Tuesday, January 1, 2019

Vice


Adam McKay’s Vice argues that Dick Cheney’s repeal of the "fairness doctrine" was responsible for the inception of Fox News. It demonstrates how his trumpeting of "unitary executive theory" (an intreptation of the law he receives from a youthful Antonin Scalia) inadvertently allowed the spurious intelligence about WMD’s and a second Iraq war leading in turn to the rise of Zarqawi and ISIS. Under Cheney "global warming" was reduced to "climate change." Calling the "estate tax" a "death tax" was another bit of verbal legerdemain that allowed Cheney and his pals to shift public opinion. Vice is an unusual biopic and reverse hagiography. However it’s power comes less from its indictment of the same arrogance that led to the Watergate and now the Trumpocracy, but in its utter eccentricity of its style. The movie is loaded with clever tidbits. For instance the end credits roll mid movie to demonstrate a parallel universe where history never occurred.
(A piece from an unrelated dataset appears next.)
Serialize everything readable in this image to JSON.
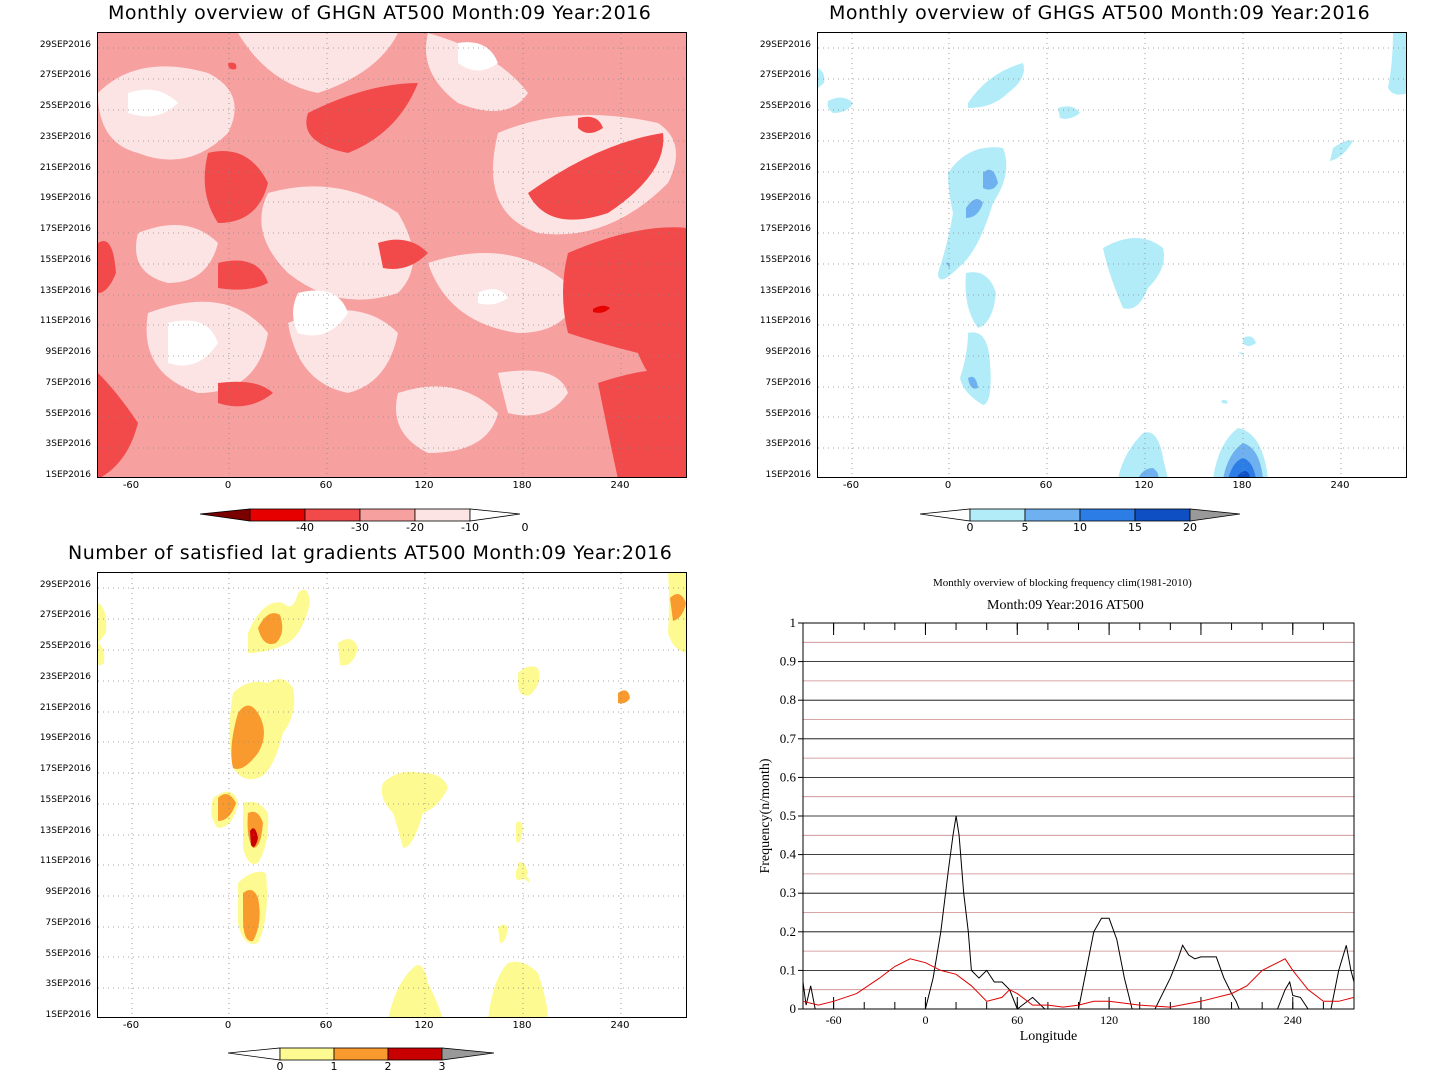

The fishhook is one of many graphic devices that add a visual commentary and then there are the time shifts, in which the action is constantly turning back on itself as if the psychohistory the movie endeavors to explore were itself being psychoanalyzed. One of the most curious things about Vice is the portrait of Dick (Christian Bale) and Lynn Cheney (Amy Adams)  and their protective attitude towards their daughter, Mary (Alison Pill), who's gay. Eventually even this issue becomes tarnished when her sister Liz (Lily Rabe), in the course of running for the senate, challenges same sex marriage. Yet the marriage exists in a world of its own, with the Cheneys in bed imtoning faux Shakespeare in kind of literate love duet. The Cheney marriage is one of those love work/affairs in which a woman channels her ambition through her husband and it’s depiction lies in stark contrast to the uncompromising brutality of the main character’s tactics in and out of government. Vice is a political satire and it's got a perfect dead horse to beat. At the same time, it’s curiously multivalent, precisely in the schizophrenic way it shows how tender a monster can be.